As the band reached its dizzy finale, the crowd went wild as the violinist set down his instrument and began to wave a large red flag with the hammer and sickle painted on it. Behind the tired tarantella musicians a red banner hung from the arches reading Viva Lenin and I began to wonder what century I was in.
Communism and fascism belong largely to the history books in most of the world. The corruption, inefficiency, informant society and millions of lives condemned to torturous labour camps largely discrediting the 20th century communist experiments. And though socialism is making a comeback in Latin America thanks to Chavez and co, who, after the murderous dictatorships of Stalin and Mao would proudly affirm to be a communist?
Well, in Italy, plenty.
Florence has long has a strong left wing tradition, if not quite as extreme as in nearby Bologna where residents sometimes paint their shutters and windows red to affirm their political identity. But even so I was surprised at the voracity of the graffiti I saw as I walked around the city.
The police are murderers
To be a police officer is to be a pig
Long live communism!
Like many teenagers, I’d dabbled in protest movements and even gone to the odd Socialist Worker meeting, largely in the hope of getting laid. Instinctively, I lost patience with the rhetoric and joyless committees trying to out-reference one another with quotes from dead political heroes of the Russian Revolution.
In any case, I took it for granted that the political focus had moved on to the eco-destruction wrought by runaway capitalism. Debates about left and right seemed to belong to an age that had faded away into irrelevance as culture and technology propelled us into the future.
But not in Italy.
In Florence, communists still run social centers where art workshops are held, there are concerts featuring musicians from around Europe (with only a little slogan shouting in between) and they’re generally the focal point of alternative culture in town. With the flags of the ex-Soviet bloc countries flying overhead.

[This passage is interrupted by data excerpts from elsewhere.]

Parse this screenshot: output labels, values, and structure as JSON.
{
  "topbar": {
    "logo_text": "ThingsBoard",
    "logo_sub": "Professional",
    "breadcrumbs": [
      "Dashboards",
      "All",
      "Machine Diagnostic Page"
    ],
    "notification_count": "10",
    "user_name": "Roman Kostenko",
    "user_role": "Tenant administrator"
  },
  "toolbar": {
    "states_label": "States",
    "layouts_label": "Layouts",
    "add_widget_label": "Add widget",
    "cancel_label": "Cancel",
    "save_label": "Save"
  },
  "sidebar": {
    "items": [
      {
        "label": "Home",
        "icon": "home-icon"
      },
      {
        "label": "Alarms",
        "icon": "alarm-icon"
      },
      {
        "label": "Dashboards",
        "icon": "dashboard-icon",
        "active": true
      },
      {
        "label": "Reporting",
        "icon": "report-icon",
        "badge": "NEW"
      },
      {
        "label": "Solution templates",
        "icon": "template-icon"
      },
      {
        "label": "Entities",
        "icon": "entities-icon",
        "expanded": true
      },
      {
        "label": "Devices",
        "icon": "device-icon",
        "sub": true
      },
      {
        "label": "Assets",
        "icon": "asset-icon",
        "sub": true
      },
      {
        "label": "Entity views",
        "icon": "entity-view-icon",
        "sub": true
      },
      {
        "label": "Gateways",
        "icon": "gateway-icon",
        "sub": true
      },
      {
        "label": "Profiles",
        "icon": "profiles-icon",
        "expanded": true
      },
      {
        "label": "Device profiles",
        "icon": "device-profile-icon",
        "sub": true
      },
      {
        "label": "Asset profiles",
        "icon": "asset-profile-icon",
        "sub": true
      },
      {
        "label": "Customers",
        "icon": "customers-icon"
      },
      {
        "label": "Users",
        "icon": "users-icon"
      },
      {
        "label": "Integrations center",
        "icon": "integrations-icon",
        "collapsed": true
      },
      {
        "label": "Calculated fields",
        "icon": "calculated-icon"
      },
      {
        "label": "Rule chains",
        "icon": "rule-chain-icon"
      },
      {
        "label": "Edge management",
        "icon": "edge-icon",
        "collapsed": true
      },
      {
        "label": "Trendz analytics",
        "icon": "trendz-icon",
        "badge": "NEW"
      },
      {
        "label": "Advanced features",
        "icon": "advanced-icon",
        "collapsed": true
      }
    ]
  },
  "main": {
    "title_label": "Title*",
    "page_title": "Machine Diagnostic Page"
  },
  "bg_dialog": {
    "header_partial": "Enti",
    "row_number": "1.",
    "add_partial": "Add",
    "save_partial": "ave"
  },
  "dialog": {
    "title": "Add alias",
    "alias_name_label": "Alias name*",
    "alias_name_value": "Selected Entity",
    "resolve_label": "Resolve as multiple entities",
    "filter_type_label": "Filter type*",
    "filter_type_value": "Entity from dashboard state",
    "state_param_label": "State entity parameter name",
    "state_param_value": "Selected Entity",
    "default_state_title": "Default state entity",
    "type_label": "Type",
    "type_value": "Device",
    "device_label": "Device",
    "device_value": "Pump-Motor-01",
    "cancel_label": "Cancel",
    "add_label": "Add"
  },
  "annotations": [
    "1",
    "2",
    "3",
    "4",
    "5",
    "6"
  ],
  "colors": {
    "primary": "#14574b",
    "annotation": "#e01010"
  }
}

Left and right are still the paradigms of the day in Italy and at times it feels like they’re still fighting the struggle of a previous age. For with the rise to power of the Far Right in Italy, neo-fascists make life hell for African immigrants on the street and celebrate the days of the glorious Duce, seen by many as the only Italian to ever get anything done.
“So why does Italy have such extremes?” I asked a woman at an anti-fascist meeting. She shrugged.
“Maybe because we once were fascist. And then you have the fact that immigration is new to Italy – we used to be the ones who emigrated. And then you have the Pope…”
Italians love to complain about the impossibility of their country, yes, it’s beautiful but useless a man told me later that evening. We had a good time eating bread and salami, drinking red wine in the piazza and politics seemed to only play a small part in the evening’s events.
I’ve long since stopped seeing the world in terms of black and white, left and right but in Italy I had to think again. Fascists who now call themselves The new Force hold a good deal of power in Italy, a country tied inexorably to its past, and the best way to let fascism rise is probably to do nothing at all.
But who can really still take the communist manifesto seriously?
Not the Italians, at any rate. After a week of dancing and dining at events organised by the left, I learned that Communism can be a party, after all.